Many drugs for diseases like HIV/AIDS, cancer, and hepatitis B and C are already too expensive for most people here, Oxfam said.
Up to 170,000 Vietnamese still require basic treatment for HIV/AIDS and thousands more will soon need new, patented anti-retroviral medicines as they increasingly develop resistance to their current treatments.
The US proposal would increase the costs of these drugs too.
The problem could get worse as more than 90 percent of the country’s HIV/AIDS-response funding comes from international donors, who plan to reduce or phase out projects due to the country’s new middle-income status.

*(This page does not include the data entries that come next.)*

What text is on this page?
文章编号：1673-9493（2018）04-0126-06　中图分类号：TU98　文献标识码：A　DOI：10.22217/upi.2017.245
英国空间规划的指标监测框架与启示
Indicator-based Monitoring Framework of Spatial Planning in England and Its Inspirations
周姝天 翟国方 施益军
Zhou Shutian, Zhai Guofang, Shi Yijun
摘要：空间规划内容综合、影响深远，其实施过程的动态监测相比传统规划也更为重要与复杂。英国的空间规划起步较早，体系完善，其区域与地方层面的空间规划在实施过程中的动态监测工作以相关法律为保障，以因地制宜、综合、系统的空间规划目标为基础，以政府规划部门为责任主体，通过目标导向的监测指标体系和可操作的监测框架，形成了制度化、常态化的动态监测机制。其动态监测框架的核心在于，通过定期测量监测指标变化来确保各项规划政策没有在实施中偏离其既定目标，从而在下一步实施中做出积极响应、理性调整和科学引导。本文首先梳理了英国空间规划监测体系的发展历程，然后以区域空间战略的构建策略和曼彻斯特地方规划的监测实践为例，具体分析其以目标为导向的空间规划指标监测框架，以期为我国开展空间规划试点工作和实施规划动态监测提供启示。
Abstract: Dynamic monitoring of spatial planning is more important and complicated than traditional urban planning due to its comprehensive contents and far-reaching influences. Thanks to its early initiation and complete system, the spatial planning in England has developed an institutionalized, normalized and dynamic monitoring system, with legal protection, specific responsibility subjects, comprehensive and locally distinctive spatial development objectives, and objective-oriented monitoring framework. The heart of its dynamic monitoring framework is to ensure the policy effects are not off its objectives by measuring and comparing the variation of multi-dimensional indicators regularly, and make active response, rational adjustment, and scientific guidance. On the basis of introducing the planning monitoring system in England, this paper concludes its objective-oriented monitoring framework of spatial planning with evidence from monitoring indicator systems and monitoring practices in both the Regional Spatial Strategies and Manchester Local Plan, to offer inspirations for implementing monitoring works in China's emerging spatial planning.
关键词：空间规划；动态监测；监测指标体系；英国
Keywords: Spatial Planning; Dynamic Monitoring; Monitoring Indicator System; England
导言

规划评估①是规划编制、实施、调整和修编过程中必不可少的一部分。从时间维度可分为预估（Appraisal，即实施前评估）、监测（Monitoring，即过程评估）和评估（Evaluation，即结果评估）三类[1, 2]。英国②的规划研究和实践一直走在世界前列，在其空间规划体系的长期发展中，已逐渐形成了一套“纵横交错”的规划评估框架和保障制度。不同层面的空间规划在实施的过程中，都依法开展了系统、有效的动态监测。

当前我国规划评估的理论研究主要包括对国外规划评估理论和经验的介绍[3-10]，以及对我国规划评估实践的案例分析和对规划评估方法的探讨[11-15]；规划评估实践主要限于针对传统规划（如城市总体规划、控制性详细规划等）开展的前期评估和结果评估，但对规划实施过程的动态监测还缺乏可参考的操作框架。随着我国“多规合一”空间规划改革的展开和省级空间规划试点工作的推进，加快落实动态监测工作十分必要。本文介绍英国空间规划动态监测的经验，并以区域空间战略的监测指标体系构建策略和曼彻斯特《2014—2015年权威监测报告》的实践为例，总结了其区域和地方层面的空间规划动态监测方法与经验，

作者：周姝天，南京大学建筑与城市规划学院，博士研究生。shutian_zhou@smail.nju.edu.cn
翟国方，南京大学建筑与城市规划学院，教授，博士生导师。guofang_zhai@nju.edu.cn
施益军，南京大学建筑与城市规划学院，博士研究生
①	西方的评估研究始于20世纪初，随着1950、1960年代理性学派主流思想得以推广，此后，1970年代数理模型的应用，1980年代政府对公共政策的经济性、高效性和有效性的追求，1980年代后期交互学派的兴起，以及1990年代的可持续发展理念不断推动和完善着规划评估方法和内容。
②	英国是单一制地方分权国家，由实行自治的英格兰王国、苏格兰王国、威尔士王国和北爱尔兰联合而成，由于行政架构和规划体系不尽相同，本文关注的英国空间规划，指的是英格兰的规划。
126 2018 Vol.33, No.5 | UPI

The US, which currently provides more than half of the country’s HIV and AIDS treatment budget, plans to pull the plug in 2015.
According to the latest estimates, Vietnam is among the 12 countries in the world that account for more than 90 percent of people living with HIV.
“If Vietnam is required through the TPP to introduce excessive intellectual property protections that will expand the monopoly power of the pharmaceutical industry, this problem will only get worse and Vietnam will be deprived of policy tools that can be used by the government to promote generic competition and make new medicines more affordable,” said Stephanie Burgos, senior policy advisor for Oxfam America.
Food or medicine?
In the past decade the US has consistently demanded in trade negotiations that poor countries introduce measures that would increase medicine prices, activists say.
In Vietnam, where patients already pay 72 percent of their medicine costs, thousands more could be pushed into poverty, Oxfam warned.
“They will have to choose between medicines and other basic necessities, or forego treatment altogether,” Oxfam’s Burgos said.
During the recent visit to Cho Ray’s pharmacy, a couple in ragged clothes waited nervously to purchase medicine for their son.
After glimpsing a bottle of water under the bench in front of her, the wife quickly grasped the bottle and poured some water into a small thermos she brought along.
Right after her husband finished paying the bill, she rushed him and her son out of the hospital so they could catch a bus back to their hometown in the Mekong Delta.
“Now we don’t need to buy any food for me,” she told her husband. “I already have water. I only need to drink.”